Los filósofos clásicos creían que la virtud residía en el término medio, una idea condensada en el concepto del aurea mediocritas que, con frecuencia, se confunde con la equidistancia y el relativismo. Nada que ver: la verdadera sabiduría consiste en evitar los excesos, no en ignorar la realidad. En ser recto en lugar de ciego. Los escritos del juicio por el golpe de Estado en Cataluña, que a unos les parecen excesivos y a otros ofensivos, son básicamente un baño de realidad que devuelven a los independentistas al territorio del prosaísmo y, al mismo tiempo, muestran cómo el Gobierno está dispuesto a mentir para prolongar una interinidad política que desmiente las promesas esenciales de la investidura de Sánchez I. Ni hay estabilidad ni las cosas se han serenado. Son motivos más que suficientes para convocar elecciones.

Todo indica que los socialistas no están por la labor, aunque el precio sea perecer en las mullidas moquetas de los ministerios y, de paso, alimentar el fantasma del nacionalismo español, tan cerril como el periférico. Los hechos son tozudos aunque todos insistan (por conveniencia) en negarlos y hasta edulcorarlos. Sí: hace un año en Cataluña hubo un golpe contra el orden constitucional; en efecto, un grupo de iluminados utilizaron el dinero de todos para financiar una rebelión que ni ellos mismos se atrevieron a consumar. Y tercero: se ejerció la violencia, en unos casos de forma tácita y, en otros, efectiva.

La petición de prisión de la Fiscalía está justificada, aunque ya veremos en qué queda en el juicio. No ocurre lo mismo con el escrito de la Abogacía del Estado, que consuma la coyunda que vincula al sanchismo con el independentismo. Ambos practican con entusiasmo el infantilismo: “nuestros actos” --piensan los soberanistas-- “no deberían tener consecuencias porque todo es negociable”; “la gente entenderá que hagamos gestos”, creen en el Gobierno, que se resiste a descartar un indulto que lleva meses en el cajón del Consejo de Ministros.

La justicia ha quebrado el delirio de unos pero, en cambio, no ha conseguido infundir un mínimo de prudencia a un Ejecutivo que ni cuenta con el respaldo de las urnas ni con mayoría suficiente para gobernar.

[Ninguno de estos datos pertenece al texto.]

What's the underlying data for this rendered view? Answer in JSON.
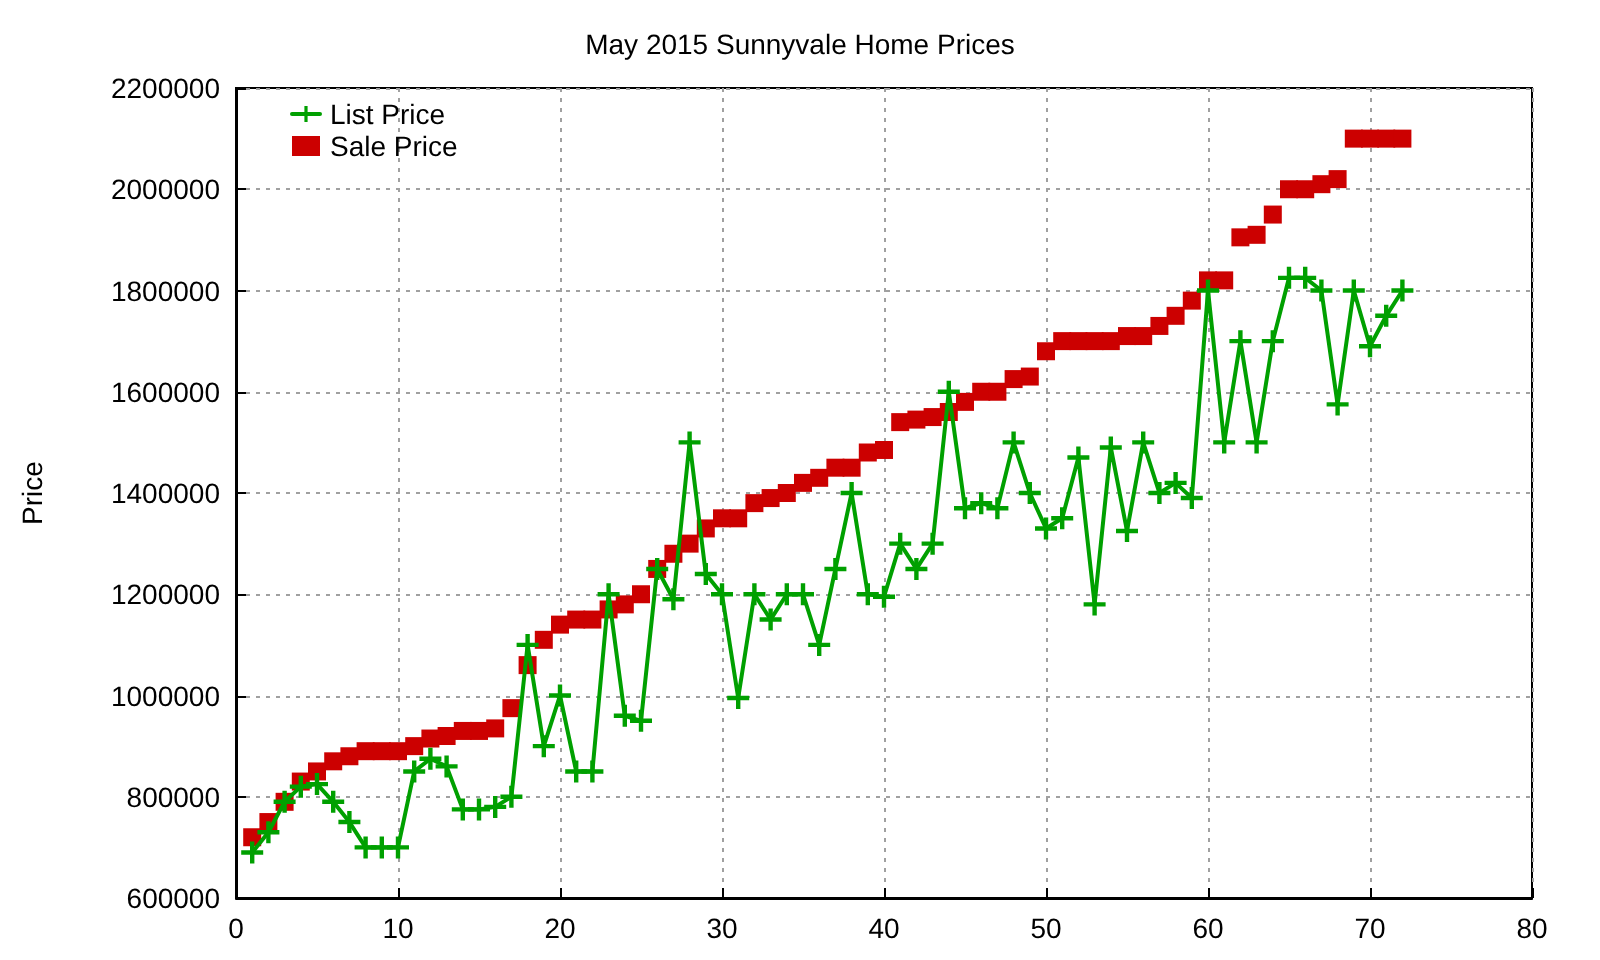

La insumisión institucional impulsada por el nacionalismo contra la mitad de los catalanes --y el resto de los españoles-- no es un pecado venial, sino un delito categórico. El prusés no era un juego, sino una guerra contra el Estado que, igual que haría cualquier democracia, responde aplicando la ley con rotundidad.

El independentismo se estrella otra vez con la realidad. Han perdido. Y lo saben. Entre otras razones porque quien evoca todo el rato a sus mártires es porque carece de héroes. El dúo Puigdemont-Torra va perdiendo la hegemonía en favor de ERC. Los llameantes proclaman que “el pueblo de Cataluña nunca aprobará los presupuestos del Estado”, pero la reacción popular, de momento, ha sido mustia: concentraciones de devotos, velas, banderitas y el folclore de quienes todavía piensan que burlar la ley es inocuo.

Más preocupante es la deriva del Gobierno, que ha rebajado --sin éxito-- la gravedad de los sucesos del 1-O para hacer un guiño a las élites independentistas, pero en lugar de justificar esta decisión política abiertamente prefiere negar --el último momento Carmen Calvo-- que el presidente calificara alguna vez de rebelión el pulso nacionalista. La mentira, en directo, siempre es excitante y, paradójicamente, sincera: sin que los nacionalistas hayan hecho ni un mínimo acto de arrepentimiento hemos visto a los socialistas retratarse. Impagable momento. El Gobierno de Sánchez I ha acercado a los presos a Cataluña, mira hacia otro lado ante los episodios que evidencian que el nacionalismo se ha batasunizado y se resiste a descartar el indulto. ¿Qué ha conseguido a cambio? Absolutamente nada.

Los socialistas insisten en que es necesario “desinflamar la situación y dialogar”. ¿Sobre qué? Una democracia no debe --ni puede-- discutir sobre la aplicación de la ley, que es la piedra sobre la que se sostiene. El Gobierno está atrapado en una espiral de desgaste acelerado que amenaza incluso la solidez del Estado. Su conducta expresa debilidad, soberbia y bisoñez. Todo al mismo tiempo. La ministra Meritxell Batet expresó muy bien la confusión que reina en la Moncloa: “Sería mejor que no hubiera presos”. También lo sería que nadie hubiera dado un golpe de Estado. Pero lo dieron. La realidad, como escribió Serrat, no tiene remedio.